Le gouvernement Barnier marque une évolution significative en matière de cumul des mandats, un sujet souvent polémique en France. Le 24 septembre 2024, plusieurs ministres, dont François Durovray, Fabrice Loher et Gil Avérous, ont confirmé leur intention de maintenir leurs fonctions locales tout en exerçant des responsabilités ministérielles. Cette décision soulève des questions sur la compatibilité de ces rôles, dans un contexte où des lois interdisent le cumul pour les parlementaires, mais où les ministres bénéficient d’une certaine flexibilité.
Le paysage politique français est souvent perçu comme rigide, notamment en ce qui concerne le cumul des mandats. Cependant, le gouvernement Barnier semble prendre un chemin différent en permettant à certains de ses ministres de continuer à exercer des fonctions locales. François Durovray, ministre des transports, a affirmé son intention de demeurer président du conseil départemental de l’Essonne. De même, Fabrice Loher, en tant que ministre chargé de la mer, continuera d’exercer son rôle de maire à Lorient, et Gil Avérous a annoncé qu’il maintiendrait sa fonction de maire à Châteauroux tout en étant ministre des sports. Cette situation questionne la ligne de conduite adoptée depuis plusieurs années en matière de cumul des mandats.
Un cadre juridique en évolution
Historiquement, la législation française a tenté de réguler le cumul des mandats pour éviter les conflits d’intérêts et favoriser une meilleure gestion des affaires publiques. En 2014, une loi avait clairement établi une interdiction stricte du cumul entre les fonctions de parlementaire et celles d’exécutif local. Néanmoins, cette restriction ne s’applique pas aux ministres qui, bien que soumis à des normes éthiques, disposent d’une certaine latitude pour cumuler leurs responsabilités. Lionel Jospin, ancien premier ministre, avait zwar instauré cette pratique de déontologie, mais sa mise en œuvre a toujours été sujette à interprétation. « Les doctrines sont faites pour ne pas être dogmatiquement appliquées, »
avouait-il.
De nombreux précédents
Il existe des exemples concrets de ministres ayant exercé plusieurs rôles à la fois. Entre 2015 et 2017, le ministre de la Défense, Jean-Yves Le Drian, cumulait son rôle avec celui de président du conseil régional de Bretagne. Plus récemment, Gérald Darmanin avait maintenu son mandat de maire de Tourcoing après sa réélection en 2020. Ces précédentes exceptions, bien que rares, témoignent de la flexibilité de la règle, rendant la position actuelle du gouvernement Barnier d’autant plus marquante.

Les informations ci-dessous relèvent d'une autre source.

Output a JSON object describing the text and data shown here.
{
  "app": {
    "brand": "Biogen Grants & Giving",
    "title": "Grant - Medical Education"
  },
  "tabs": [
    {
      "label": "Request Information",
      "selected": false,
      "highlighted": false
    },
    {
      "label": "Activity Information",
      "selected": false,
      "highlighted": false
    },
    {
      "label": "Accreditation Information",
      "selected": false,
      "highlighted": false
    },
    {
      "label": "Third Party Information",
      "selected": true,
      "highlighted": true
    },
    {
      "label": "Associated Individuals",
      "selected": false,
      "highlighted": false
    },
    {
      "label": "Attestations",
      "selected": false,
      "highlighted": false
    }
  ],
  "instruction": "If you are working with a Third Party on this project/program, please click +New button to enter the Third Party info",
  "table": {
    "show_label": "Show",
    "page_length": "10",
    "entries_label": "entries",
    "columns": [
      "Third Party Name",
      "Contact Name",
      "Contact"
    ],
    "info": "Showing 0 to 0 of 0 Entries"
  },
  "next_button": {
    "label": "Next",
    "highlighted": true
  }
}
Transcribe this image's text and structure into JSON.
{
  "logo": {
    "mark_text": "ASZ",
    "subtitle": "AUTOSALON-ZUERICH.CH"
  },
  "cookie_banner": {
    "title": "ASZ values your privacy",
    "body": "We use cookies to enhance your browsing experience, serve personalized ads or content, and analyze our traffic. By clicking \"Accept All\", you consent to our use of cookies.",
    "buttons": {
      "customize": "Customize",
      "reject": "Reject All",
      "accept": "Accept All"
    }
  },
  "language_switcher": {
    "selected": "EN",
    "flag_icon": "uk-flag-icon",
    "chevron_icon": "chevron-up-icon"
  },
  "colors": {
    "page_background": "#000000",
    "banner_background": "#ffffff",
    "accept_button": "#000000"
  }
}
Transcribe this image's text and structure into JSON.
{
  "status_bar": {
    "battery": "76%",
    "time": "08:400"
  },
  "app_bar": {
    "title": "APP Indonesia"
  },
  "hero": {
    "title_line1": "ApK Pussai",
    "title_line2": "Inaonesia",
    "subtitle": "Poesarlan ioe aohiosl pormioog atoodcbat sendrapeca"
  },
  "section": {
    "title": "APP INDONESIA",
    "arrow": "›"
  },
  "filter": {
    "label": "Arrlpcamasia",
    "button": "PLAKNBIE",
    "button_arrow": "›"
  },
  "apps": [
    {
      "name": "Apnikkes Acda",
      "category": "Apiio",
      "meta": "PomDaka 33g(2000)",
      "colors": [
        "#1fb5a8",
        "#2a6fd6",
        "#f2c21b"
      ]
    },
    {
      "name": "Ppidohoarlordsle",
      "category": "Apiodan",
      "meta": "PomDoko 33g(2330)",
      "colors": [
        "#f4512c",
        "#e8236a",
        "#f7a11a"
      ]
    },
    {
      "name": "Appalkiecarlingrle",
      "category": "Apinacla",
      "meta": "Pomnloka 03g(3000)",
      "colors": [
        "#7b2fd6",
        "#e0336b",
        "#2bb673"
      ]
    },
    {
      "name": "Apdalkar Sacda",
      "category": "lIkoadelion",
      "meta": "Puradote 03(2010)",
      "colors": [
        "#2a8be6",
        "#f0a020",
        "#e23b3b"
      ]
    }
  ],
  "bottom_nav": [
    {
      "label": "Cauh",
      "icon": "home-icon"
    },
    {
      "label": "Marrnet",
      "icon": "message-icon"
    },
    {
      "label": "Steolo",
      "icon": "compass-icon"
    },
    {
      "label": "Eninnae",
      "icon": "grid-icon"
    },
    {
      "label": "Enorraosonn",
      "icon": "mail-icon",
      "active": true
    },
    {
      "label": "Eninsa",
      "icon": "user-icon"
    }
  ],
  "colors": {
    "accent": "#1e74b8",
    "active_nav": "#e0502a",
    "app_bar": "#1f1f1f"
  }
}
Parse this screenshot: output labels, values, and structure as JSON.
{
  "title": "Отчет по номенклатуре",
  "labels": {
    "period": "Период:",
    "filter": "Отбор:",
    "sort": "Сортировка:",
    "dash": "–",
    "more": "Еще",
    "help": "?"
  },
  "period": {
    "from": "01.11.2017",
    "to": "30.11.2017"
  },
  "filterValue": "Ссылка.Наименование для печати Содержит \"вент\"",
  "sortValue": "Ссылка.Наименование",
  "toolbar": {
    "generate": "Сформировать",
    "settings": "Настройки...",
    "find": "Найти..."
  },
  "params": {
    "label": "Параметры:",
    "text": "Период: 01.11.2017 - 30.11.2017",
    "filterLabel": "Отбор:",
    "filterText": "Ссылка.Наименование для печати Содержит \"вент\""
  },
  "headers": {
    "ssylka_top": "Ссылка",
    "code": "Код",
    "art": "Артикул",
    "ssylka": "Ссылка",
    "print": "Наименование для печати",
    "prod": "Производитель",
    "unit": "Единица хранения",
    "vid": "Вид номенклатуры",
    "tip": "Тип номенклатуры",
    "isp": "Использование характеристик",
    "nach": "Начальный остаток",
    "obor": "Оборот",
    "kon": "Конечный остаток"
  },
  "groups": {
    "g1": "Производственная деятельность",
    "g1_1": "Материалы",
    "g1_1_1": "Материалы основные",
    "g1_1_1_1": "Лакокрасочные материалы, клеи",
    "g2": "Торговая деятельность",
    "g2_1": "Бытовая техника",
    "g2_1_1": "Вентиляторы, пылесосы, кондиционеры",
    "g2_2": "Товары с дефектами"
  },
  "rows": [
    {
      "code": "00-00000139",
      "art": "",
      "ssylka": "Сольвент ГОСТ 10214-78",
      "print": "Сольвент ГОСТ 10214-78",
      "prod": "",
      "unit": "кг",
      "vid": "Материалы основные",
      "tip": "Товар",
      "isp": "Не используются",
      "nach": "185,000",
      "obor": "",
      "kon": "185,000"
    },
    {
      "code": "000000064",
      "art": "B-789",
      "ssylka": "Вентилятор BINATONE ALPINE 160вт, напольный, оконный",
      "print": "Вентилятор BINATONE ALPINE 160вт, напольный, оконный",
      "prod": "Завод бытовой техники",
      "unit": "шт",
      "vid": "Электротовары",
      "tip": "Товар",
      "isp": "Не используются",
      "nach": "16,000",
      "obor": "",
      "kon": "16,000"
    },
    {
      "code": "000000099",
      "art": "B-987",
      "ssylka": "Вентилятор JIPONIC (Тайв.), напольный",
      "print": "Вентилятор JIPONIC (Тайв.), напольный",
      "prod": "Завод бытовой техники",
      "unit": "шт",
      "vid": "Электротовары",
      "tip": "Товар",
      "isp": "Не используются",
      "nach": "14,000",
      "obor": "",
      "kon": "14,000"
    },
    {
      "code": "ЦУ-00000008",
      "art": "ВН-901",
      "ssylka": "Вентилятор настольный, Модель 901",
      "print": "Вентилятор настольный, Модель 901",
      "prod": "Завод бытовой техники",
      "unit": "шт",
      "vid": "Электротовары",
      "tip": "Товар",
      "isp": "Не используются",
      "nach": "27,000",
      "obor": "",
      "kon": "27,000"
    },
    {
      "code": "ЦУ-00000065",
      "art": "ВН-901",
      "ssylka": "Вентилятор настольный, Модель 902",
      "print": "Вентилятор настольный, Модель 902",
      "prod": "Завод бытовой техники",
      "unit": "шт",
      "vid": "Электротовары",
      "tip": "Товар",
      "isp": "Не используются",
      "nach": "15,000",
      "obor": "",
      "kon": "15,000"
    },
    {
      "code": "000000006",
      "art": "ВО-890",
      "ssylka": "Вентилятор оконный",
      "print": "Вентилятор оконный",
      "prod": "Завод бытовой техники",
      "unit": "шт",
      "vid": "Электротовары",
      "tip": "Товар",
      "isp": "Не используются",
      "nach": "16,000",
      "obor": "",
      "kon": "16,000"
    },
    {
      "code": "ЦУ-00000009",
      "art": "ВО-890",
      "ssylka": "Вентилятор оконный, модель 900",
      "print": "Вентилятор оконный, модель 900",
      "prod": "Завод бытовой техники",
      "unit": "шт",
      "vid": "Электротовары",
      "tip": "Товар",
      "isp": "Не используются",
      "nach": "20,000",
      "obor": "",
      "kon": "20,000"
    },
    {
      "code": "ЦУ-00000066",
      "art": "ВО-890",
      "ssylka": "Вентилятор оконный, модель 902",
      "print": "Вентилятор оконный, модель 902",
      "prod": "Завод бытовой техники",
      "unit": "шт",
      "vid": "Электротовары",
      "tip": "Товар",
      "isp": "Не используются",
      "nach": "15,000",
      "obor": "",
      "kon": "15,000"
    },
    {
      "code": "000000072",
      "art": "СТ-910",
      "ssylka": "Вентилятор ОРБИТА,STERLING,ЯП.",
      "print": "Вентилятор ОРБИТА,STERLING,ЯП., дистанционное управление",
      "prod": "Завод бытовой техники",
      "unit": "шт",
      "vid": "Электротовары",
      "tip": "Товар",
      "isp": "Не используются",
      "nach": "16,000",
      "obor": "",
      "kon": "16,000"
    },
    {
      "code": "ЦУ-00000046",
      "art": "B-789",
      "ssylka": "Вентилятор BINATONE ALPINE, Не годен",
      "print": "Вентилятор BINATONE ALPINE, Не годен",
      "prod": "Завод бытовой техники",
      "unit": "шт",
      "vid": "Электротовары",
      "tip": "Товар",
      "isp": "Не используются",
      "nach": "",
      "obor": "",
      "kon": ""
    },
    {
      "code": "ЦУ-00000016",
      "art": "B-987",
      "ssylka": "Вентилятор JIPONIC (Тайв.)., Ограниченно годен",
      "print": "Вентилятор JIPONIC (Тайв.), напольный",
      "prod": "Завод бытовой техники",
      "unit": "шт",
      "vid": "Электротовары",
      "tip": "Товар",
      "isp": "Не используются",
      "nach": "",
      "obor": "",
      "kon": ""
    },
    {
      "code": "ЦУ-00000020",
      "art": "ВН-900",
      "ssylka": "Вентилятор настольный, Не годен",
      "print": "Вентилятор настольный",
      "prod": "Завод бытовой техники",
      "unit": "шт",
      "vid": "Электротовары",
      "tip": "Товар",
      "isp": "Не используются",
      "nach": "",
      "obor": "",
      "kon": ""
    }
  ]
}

Des justifications avancées
Les ministres justifient leur décision de conserver leurs fonctions locales par un argument clé : les défis locaux nécessitent des élus ancrés sur le terrain. Pour François Durovray, ces élus offrent une meilleure compréhension des enjeux locaux et une capacité à faire remonter les attentes des citoyens. « J’entends effectivement rester président du département, tout simplement parce que nous avons également de grands défis dans les collectivités et qu’il est important qu’il y ait des élus qui connaissent le terrain, »
a-t-il déclaré sur TF1. De son côté, Nicolas Daragon, ministre chargé de la sécurité du quotidien et maire de Valence, insiste sur l’importance de son engagement vis-à-vis de ses concitoyens, arguant que « c’est mon ADN, je ne sais pas faire autrement qu’en étant élu de ma ville. »
Les retombées potentielles
Cette tendance à cumul des mandats pourrait avoir un impact significatif sur la politique locale et nationale. Elle ouvre la voie à un modèle plus flexible, mais également à des critiques sur la dilution des responsabilités. Si la présence de ministres en poste local renforce l’interconnexion entre le local et le national, elle peut également soulever des questions sur leur disponibilité. De plus, cela pourrait contrecarrer les efforts de renouvellement de la politique française, en donnant à certains élus un avantage concurrentiel sur d’autres candidats.
Les évolutions récentes du gouvernement Barnier mettent en lumière une dualité intéressante au sein de la politique française. Ces choix, dictés par des impératifs locaux, doivent cependant être équilibrés avec la nécessité d’une gouvernance claire et responsable. L’avenir nous dira si ce modèle sera pérenne ou s’il appellera à des ajustements législatifs pour favoriser une séparation plus stricte entre les responsabilités locales et nationales.